When dealing with unrepresented parties, the Arbitrator arguably has a role to play in equalling the scales, but must tread very carefully. Extreme care must be taken not to stray into making a point or case for the 'disadvantaged' party, or indeed making up one's own case or points. This is usefully summarised in Chilton v Saga Holidays plc [1984] EWCA Civ 1 (03 December 1984):

"The problem which arises where you have one represented party and one unrepresented party is very well known to all judges and in particular to judges who deal with small claims in the county court. It becomes the duty of the judge so far as he can, without entering the arena to a point where he is no longer able to act judicially, to make good any deficiencies in the advantages available to the unrepresented party. We have all done it; we all know that it can be done and that it can be done effectively. That is the proper course to be adopted. The informality which is stressed by the rule and the requirement that the arbitrator may adopt any method of procedure which he considers to be convenient ... covers the situation where, as so often happens, a litigant in person is quite incapable of cross-examining but is perfectly capable in the time available for cross-examination of putting his own case. The judge or the registrar then picks up the unrepresented party's complaints and puts them to the other side.

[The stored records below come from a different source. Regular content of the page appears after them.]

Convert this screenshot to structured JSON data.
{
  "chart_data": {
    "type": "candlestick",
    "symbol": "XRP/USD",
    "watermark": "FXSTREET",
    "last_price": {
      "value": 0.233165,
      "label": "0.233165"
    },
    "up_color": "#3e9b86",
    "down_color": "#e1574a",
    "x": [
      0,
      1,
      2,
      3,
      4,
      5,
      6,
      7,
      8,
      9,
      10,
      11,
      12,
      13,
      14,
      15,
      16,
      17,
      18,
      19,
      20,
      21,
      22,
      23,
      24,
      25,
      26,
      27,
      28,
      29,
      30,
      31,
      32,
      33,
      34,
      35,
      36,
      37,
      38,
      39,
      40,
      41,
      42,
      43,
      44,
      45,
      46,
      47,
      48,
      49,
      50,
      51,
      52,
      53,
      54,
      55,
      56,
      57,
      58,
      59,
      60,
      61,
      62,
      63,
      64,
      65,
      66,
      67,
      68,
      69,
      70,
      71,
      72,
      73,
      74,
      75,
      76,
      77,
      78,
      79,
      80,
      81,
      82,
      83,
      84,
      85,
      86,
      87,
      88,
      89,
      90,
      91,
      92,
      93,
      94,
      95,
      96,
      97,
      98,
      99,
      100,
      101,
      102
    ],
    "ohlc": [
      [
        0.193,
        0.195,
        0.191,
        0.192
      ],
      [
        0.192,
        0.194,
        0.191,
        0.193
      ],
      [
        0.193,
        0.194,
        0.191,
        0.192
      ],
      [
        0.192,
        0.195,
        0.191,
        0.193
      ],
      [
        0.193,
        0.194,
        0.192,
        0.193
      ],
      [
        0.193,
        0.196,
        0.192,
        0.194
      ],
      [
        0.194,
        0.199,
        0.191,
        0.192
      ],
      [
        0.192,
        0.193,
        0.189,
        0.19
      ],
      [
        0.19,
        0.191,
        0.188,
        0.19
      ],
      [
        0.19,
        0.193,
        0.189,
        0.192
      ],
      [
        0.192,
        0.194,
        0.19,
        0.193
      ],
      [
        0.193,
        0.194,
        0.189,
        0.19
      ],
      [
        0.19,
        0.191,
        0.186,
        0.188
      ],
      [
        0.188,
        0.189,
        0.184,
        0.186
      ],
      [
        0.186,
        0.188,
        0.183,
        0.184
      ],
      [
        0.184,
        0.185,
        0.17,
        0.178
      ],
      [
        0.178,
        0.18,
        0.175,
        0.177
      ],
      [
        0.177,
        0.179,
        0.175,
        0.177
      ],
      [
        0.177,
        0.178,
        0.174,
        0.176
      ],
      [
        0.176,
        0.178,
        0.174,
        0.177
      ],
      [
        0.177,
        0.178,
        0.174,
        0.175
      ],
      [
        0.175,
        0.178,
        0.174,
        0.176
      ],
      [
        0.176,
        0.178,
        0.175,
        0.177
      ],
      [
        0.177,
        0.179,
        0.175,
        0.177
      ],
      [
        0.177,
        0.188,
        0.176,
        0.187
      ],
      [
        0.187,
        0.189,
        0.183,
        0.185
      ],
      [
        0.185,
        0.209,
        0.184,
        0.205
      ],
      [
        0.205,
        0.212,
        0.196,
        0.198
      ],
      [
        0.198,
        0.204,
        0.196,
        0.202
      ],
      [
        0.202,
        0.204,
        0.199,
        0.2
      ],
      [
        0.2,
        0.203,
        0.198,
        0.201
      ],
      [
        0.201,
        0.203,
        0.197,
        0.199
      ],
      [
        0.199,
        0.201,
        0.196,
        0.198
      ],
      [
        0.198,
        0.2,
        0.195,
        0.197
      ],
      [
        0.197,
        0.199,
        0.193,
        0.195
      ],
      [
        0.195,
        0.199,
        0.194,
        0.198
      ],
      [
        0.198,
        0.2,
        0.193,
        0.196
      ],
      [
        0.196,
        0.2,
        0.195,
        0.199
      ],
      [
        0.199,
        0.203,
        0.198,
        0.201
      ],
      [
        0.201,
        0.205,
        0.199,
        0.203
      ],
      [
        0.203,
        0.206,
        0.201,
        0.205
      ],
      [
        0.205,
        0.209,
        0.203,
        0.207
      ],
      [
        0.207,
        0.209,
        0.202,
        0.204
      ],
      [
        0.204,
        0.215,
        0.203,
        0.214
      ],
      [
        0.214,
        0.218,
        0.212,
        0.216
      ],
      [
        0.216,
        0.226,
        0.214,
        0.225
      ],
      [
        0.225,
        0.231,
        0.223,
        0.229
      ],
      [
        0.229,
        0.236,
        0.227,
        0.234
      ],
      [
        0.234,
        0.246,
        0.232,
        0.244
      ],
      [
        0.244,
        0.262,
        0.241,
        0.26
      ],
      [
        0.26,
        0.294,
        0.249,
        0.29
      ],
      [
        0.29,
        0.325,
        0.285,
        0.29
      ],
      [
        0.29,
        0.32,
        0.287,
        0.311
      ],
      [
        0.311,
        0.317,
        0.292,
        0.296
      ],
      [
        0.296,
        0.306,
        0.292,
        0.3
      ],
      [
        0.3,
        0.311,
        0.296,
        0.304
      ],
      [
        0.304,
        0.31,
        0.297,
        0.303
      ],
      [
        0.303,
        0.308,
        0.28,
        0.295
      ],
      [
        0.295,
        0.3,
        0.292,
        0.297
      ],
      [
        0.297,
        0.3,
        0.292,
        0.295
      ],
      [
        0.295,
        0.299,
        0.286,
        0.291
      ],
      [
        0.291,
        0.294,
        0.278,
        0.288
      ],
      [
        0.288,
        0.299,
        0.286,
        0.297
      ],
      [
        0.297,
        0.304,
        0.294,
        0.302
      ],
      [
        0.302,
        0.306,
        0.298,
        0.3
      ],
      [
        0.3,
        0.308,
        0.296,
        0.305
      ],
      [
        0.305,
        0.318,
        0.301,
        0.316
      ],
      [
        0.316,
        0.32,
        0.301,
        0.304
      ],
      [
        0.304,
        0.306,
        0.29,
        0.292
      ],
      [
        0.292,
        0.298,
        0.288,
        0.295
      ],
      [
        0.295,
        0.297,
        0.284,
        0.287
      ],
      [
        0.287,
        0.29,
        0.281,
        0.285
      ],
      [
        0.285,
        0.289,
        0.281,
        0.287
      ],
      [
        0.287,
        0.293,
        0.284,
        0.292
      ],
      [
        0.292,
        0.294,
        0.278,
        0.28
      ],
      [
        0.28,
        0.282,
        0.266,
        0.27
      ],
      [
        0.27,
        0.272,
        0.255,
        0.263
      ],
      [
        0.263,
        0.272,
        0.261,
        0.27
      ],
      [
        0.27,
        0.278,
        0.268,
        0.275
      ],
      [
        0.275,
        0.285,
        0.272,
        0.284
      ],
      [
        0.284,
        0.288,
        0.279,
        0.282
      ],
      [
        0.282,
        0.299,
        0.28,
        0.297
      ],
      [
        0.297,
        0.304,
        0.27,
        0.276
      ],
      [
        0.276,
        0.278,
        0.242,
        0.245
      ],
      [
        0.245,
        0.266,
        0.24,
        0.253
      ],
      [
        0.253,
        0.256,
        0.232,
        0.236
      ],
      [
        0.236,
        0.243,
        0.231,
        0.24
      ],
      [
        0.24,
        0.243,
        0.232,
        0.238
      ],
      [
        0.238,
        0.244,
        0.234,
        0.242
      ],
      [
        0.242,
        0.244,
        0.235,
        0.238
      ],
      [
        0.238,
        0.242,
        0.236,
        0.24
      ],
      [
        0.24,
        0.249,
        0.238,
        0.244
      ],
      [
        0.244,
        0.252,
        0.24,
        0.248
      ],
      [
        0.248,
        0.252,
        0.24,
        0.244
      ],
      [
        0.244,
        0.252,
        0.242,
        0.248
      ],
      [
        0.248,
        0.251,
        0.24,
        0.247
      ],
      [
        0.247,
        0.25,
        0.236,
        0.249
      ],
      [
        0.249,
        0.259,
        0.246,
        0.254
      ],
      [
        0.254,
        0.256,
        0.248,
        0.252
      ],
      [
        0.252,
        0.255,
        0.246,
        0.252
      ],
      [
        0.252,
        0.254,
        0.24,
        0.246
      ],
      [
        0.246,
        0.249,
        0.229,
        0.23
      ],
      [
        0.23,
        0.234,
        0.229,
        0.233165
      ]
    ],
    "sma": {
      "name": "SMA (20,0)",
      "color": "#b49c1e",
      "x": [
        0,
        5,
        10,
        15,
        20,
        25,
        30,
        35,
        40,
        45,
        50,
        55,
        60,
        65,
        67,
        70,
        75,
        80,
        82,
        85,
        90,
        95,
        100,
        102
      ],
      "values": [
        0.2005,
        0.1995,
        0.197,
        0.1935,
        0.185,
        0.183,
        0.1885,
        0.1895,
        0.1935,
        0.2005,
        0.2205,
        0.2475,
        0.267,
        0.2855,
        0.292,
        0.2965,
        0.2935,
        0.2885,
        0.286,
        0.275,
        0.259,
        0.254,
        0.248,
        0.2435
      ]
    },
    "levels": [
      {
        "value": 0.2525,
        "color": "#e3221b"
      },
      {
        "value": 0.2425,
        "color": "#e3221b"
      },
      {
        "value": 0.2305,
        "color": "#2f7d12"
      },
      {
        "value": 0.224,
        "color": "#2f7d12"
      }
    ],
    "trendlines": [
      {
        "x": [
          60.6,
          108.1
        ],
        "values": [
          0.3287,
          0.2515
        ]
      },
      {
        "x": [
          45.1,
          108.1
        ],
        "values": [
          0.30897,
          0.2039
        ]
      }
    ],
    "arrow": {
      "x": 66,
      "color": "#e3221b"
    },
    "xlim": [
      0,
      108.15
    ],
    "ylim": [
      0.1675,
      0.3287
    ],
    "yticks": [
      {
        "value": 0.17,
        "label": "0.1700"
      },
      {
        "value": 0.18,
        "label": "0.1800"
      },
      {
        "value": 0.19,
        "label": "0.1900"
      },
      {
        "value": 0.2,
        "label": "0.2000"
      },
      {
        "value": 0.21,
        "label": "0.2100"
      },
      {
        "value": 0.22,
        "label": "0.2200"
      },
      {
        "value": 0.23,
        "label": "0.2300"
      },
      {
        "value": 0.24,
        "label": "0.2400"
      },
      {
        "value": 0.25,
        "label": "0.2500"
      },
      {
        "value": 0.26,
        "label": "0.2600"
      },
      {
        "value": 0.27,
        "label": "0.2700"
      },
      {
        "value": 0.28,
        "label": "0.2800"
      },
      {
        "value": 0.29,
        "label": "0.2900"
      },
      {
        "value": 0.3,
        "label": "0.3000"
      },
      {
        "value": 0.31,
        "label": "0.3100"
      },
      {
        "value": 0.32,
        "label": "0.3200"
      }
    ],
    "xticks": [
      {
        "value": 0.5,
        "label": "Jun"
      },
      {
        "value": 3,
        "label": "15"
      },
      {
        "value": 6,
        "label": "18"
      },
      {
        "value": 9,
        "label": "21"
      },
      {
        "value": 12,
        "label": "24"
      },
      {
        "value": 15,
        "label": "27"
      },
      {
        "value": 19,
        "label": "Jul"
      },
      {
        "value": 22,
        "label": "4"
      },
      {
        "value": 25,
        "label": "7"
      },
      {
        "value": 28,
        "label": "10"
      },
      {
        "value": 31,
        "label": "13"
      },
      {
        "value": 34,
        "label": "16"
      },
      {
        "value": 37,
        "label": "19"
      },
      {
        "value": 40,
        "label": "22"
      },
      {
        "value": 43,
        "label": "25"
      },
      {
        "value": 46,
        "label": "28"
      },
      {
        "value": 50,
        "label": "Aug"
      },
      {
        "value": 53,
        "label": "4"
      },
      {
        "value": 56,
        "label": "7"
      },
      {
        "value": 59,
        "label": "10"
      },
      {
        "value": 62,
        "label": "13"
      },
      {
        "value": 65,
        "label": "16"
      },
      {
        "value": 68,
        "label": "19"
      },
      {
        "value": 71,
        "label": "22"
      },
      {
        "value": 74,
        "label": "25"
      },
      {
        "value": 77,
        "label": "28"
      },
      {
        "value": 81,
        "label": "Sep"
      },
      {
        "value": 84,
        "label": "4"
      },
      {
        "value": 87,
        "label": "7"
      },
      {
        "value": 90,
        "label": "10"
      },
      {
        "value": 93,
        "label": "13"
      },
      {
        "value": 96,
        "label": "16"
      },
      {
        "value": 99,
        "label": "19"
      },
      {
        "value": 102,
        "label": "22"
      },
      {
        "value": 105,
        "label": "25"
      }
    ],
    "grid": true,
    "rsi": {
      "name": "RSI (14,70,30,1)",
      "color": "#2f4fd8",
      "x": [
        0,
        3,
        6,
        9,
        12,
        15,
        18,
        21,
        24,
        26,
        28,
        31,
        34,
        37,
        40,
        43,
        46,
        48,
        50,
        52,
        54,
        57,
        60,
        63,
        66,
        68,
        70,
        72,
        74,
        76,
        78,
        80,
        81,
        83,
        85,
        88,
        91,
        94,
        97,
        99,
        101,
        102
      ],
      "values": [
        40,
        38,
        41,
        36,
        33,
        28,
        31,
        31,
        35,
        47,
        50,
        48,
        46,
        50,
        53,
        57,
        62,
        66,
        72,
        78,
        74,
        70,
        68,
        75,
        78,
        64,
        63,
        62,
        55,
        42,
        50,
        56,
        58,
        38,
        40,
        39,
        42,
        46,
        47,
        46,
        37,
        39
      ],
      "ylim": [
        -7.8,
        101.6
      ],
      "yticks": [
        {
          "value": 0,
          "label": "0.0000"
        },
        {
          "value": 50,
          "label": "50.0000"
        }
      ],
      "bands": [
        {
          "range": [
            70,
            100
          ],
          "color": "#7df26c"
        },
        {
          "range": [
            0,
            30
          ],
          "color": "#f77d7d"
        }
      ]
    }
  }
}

... But Mr. Chilton rightly drew attention to one paragraph where it was said by the registrars of the courts concerned that the unrepresented party had the "dubious" advantage of being represented by the registrar ... One of the things that judges have to watch when they are faced with an unrepresented litigant is that they do not become so solicitous for his welfare that they think of all sorts of points to which, on reflection, they would have given very short shrift but, because they thought of them themselves, they develop a curious life and appeal of their own so, if anything, the advantages lie with the unrepresented party."

Taking care not to overstep the mark in the manner warned against in the cases above, another technique that Peter may adopt is witness conferencing (i.e. hearing witnesses concurrently rather than sequentially) with the questions asked by the tribunal, but there are certain minimum requirements if this method is to be effective, namely:

- Professional (non antagonistic) witnesses;

- A clear, written agenda for the evidence;

- A well prepared tribunal;

- A robust procedure.

Prior to the hearing, Peter suggests that it can be very worthwhile for the Arbitrator to set out for the parties what he considers the issues in dispute to be. The parties can then give their observations on whether his understanding is correct. If he is using an inquisitorial, witness conferencing approach in the hearing, Peter questions the witnesses based on the list of issues (and the parties' observations on them) and a preset agenda, although he does give the parties an opportunity to ask questions of each other's witnesses through, and with the permission of, the Arbitrator. He finds this technique very effective, but says that it is vital for the tribunal to be properly prepared. Peter stresses, however, that the procedure should be clearly set out for the parties and reminds us that the Arbitrator is not there to create surprises! He might also consider doing away with opening and closing submissions, and may direct that evidence will not be given under oath (to allow greater flexibility and to encourage a more informal environment).

Using some or all of Peter's techniques can greatly reduce the cost of the proceedings for all concerned. However, his final word is that the parties must consent to any 'new' approach to be taken - if they want to do things in a more conventional and costly fashion then that is of course entirely up to them!